Requiring the compiler to infer inner dimensions from the initializers would require the compiler to work retroactively in a way the standard avoids.
The standard allows objects being initialized to refer to themselves. For example:
struct foo { struct foo *next; int value; } head = { &head, 0 };
This defines a node of a linked list that points to itself initially. (Presumably, more nodes would be inserted later.) This is valid because C 2011 [N1570] 6.2.1 7 says the identifier head
“has scope that begins just after the completion of its declarator.” A declarator is the part of the grammar of a declaration that includes the identifier name along with the array, function, and/or pointer parts of the declaration (for example, f(int, float)
and *a[3]
are declarators, in a declarations such as float f(int, float)
or int *a[3]
).
Because of 6.2.1 7, a programmer could write this definition:
void *p[][1] = { { p[1] }, { p[0] } };
Consider the initializer p[1]
. This is an array, so it is automatically converted to a pointer to its first element, p[1][0]
. The compiler knows that address because it knows p[i]
is an array of 1 void *
(for any value of i
). If the compiler did not know how big p[i]
was, it could not calculate this address. So, if the C standard allowed us to write:
void *p[][] = { { p[1] }, { p[0] } };
then the compiler would have to continue scanning past p[1]
so it can count the number of initializers given for the second dimension (just one in this case, but we have to scan at least to the }
to see that, and it could be many more), then go back and calculate the value of p[1]
.
The standard avoids forcing compilers to do this sort of multiple-pass work.
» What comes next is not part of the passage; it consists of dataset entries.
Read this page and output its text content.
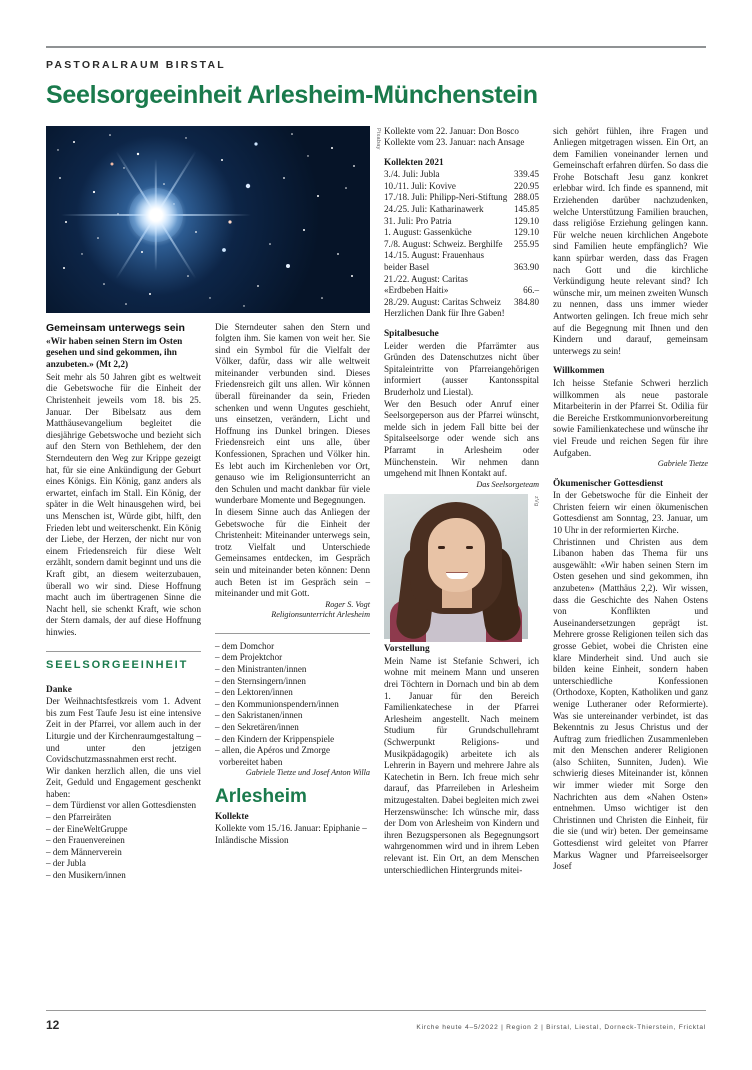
PASTORALRAUM BIRSTAL
Seelsorgeeinheit Arlesheim-Münchenstein
Pixabay
Gemeinsam unterwegs sein

«Wir haben seinen Stern im Osten gesehen und sind gekommen, ihn anzubeten.» (Mt 2,2)

Seit mehr als 50 Jahren gibt es weltweit die Gebetswoche für die Einheit der Christenheit jeweils vom 18. bis 25. Januar. Der Bibelsatz aus dem Matthäusevangelium begleitet die diesjährige Gebetswoche und bezieht sich auf den Stern von Bethlehem, der den Sterndeutern den Weg zur Krippe gezeigt hat, für sie eine Ankündigung der Geburt eines Königs. Ein König, ganz anders als erwartet, einfach im Stall. Ein König, der später in die Welt hinausgehen wird, bei uns Menschen ist, Würde gibt, hilft, den Frieden lebt und weiterschenkt. Ein König der Liebe, der Herzen, der nicht nur von einem Friedensreich für diese Welt erzählt, sondern damit beginnt und uns die Kraft gibt, an diesem weiterzubauen, überall wo wir sind. Diese Hoffnung macht auch im übertragenen Sinne die Nacht hell, sie schenkt Kraft, wie schon der Stern damals, der auf diese Hoffnung hinwies.

SEELSORGEEINHEIT
Danke

Der Weihnachtsfestkreis vom 1. Advent bis zum Fest Taufe Jesu ist eine intensive Zeit in der Pfarrei, vor allem auch in der Liturgie und der Kirchenraumgestaltung – und unter den jetzigen Covidschutzmassnahmen erst recht.

Wir danken herzlich allen, die uns viel Zeit, Geduld und Engagement geschenkt haben:

– dem Türdienst vor allen Gottesdiensten
– den Pfarreiräten
– der EineWeltGruppe
– den Frauenvereinen
– dem Männerverein
– der Jubla
– den Musikern/innen

Die Sterndeuter sahen den Stern und folgten ihm. Sie kamen von weit her. Sie sind ein Symbol für die Vielfalt der Völker, dafür, dass wir alle weltweit miteinander verbunden sind. Dieses Friedensreich gilt uns allen. Wir können überall füreinander da sein, Frieden schenken und wenn Ungutes geschieht, uns einsetzen, verändern, Licht und Hoffnung ins Dunkel bringen. Dieses Friedensreich eint uns alle, über Konfessionen, Sprachen und Völker hin. Es lebt auch im Kirchenleben vor Ort, genauso wie im Religionsunterricht an den Schulen und macht dankbar für viele wunderbare Momente und Begegnungen.

In diesem Sinne auch das Anliegen der Gebetswoche für die Einheit der Christenheit: Miteinander unterwegs sein, trotz Vielfalt und Unterschiede Gemeinsames entdecken, im Gespräch sein und miteinander beten können: Denn auch Beten ist im Gespräch sein – miteinander und mit Gott.

Roger S. Vogt
Religionsunterricht Arlesheim
– dem Domchor
– dem Projektchor
– den Ministranten/innen
– den Sternsingern/innen
– den Lektoren/innen
– den Kommunionspendern/innen
– den Sakristanen/innen
– den Sekretären/innen
– den Kindern der Krippenspiele
– allen, die Apéros und Zmorge vorbereitet haben
Gabriele Tietze und Josef Anton Willa
Arlesheim
Kollekte

Kollekte vom 15./16. Januar: Epiphanie – Inländische Mission

Kollekte vom 22. Januar: Don Bosco

Kollekte vom 23. Januar: nach Ansage

Kollekten 2021
3./4. Juli: Jubla	339.45
10./11. Juli: Kovive	220.95
17./18. Juli: Philipp-Neri-Stiftung	288.05
24./25. Juli: Katharinawerk	145.85
31. Juli: Pro Patria	129.10
1. August: Gassenküche	129.10
7./8. August: Schweiz. Berghilfe	255.95
14./15. August: Frauenhaus	
beider Basel	363.90
21./22. August: Caritas	
«Erdbeben Haiti»	66.–
28./29. August: Caritas Schweiz	384.80

Herzlichen Dank für Ihre Gaben!

Spitalbesuche

Leider werden die Pfarrämter aus Gründen des Datenschutzes nicht über Spitaleintritte von Pfarreiangehörigen informiert (ausser Kantonsspital Bruderholz und Liestal).

Wer den Besuch oder Anruf einer Seelsorgeperson aus der Pfarrei wünscht, melde sich in jedem Fall bitte bei der Spitalseelsorge oder wende sich ans Pfarramt in Arlesheim oder Münchenstein. Wir nehmen dann umgehend mit Ihnen Kontakt auf.

Das Seelsorgeteam
zVg
Vorstellung

Mein Name ist Stefanie Schweri, ich wohne mit meinem Mann und unseren drei Töchtern in Dornach und bin ab dem 1. Januar für den Bereich Familienkatechese in der Pfarrei Arlesheim angestellt. Nach meinem Studium für Grundschullehramt (Schwerpunkt Religions- und Musikpädagogik) arbeitete ich als Lehrerin in Bayern und mehrere Jahre als Katechetin in Bern. Ich freue mich sehr darauf, das Pfarreileben in Arlesheim mitzugestalten. Dabei begleiten mich zwei Herzenswünsche: Ich wünsche mir, dass der Dom von Arlesheim von Kindern und ihren Bezugspersonen als Begegnungsort wahrgenommen wird und in ihrem Leben relevant ist. Ein Ort, an dem Menschen unterschiedlichen Hintergrunds mitei-

sich gehört fühlen, ihre Fragen und Anliegen mitgetragen wissen. Ein Ort, an dem Familien voneinander lernen und Gemeinschaft erfahren dürfen. So dass die Frohe Botschaft Jesu ganz konkret erlebbar wird. Ich finde es spannend, mit Erziehenden darüber nachzudenken, welche Unterstützung Familien brauchen, dass religiöse Erziehung gelingen kann. Für welche neuen kirchlichen Angebote sind Familien heute empfänglich? Wie kann spürbar werden, dass das Fragen nach Gott und die kirchliche Verkündigung heute relevant sind? Ich wünsche mir, um meinen zweiten Wunsch zu nennen, dass uns immer wieder Antworten gelingen. Ich freue mich sehr auf die Begegnung mit Ihnen und den Kindern und darauf, gemeinsam unterwegs zu sein!

Willkommen

Ich heisse Stefanie Schweri herzlich willkommen als neue pastorale Mitarbeiterin in der Pfarrei St. Odilia für die Bereiche Erstkommunionvorbereitung sowie Familienkatechese und wünsche ihr viel Freude und reichen Segen für ihre Aufgaben.

Gabriele Tietze
Ökumenischer Gottesdienst

In der Gebetswoche für die Einheit der Christen feiern wir einen ökumenischen Gottesdienst am Sonntag, 23. Januar, um 10 Uhr in der reformierten Kirche.

Christinnen und Christen aus dem Libanon haben das Thema für uns ausgewählt: «Wir haben seinen Stern im Osten gesehen und sind gekommen, ihn anzubeten» (Matthäus 2,2). Wir wissen, dass die Geschichte des Nahen Ostens von Konflikten und Auseinandersetzungen geprägt ist. Mehrere grosse Religionen teilen sich das grosse Gebiet, wobei die Christen eine klare Minderheit sind. Und auch sie bilden keine Einheit, sondern haben unterschiedliche Konfessionen (Orthodoxe, Kopten, Katholiken und ganz wenige Lutheraner oder Reformierte). Was sie untereinander verbindet, ist das Bekenntnis zu Jesus Christus und der Auftrag zum friedlichen Zusammenleben mit den Menschen anderer Religionen (also Schiiten, Sunniten, Juden). Wie schwierig dieses Miteinander ist, können wir immer wieder mit Sorge den Nachrichten aus dem «Nahen Osten» entnehmen. Umso wichtiger ist den Christinnen und Christen die Einheit, für die sie (und wir) beten. Der gemeinsame Gottesdienst wird geleitet von Pfarrer Markus Wagner und Pfarreiseelsorger Josef

12	Kirche heute 4–5/2022 | Region 2 | Birstal, Liestal, Dorneck-Thierstein, Fricktal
Requiring compilers to infer the inner dimensions would violate this goal, so the standard does not do it.
(In fact, I think the standard might not require the compiler to do any more than a finite amount of look-ahead, possibly just a few characters during tokenization and a single token while parsing the grammar, but I am not sure. Some things have values not known until link time, such as void (*p)(void) = &SomeFunction;
, but those are filled in by the linker.)
Additionally, consider a definition such as:
char x[][] =
{
{ 0, 1 },
{ 10, 11 },
{ 20, 21, 22 }
};
As the compiler reads the first two lines of initial values, it may want to prepare a copy of the array in memory. So, when it reads the first line, it will store two values. Then it sees the line end, so it can assume for the moment the inner dimension is 2, forming char x[][2]
. When it sees the second line, it allocates more memory (as with realloc
) and continues, storing the next two values, 10 and 11, in their appropriate places.
When it reads the third line and sees 22
, it realizes the inner dimension is at least three. Now the compiler cannot simply allocate more memory. It has to rearrange where 10 and 11 are in memory relative to 0 and 1, because there is a new element between them; x[0][2]
now exists and has a value of 0 (so far). So requiring the compile to infer the inner dimensions while also allowing different numbers of initializers in each subarray (and inferring the inner dimension based on the maximum number of initializers seen throughout the entire list) can burden the compiler with a lot of memory motion.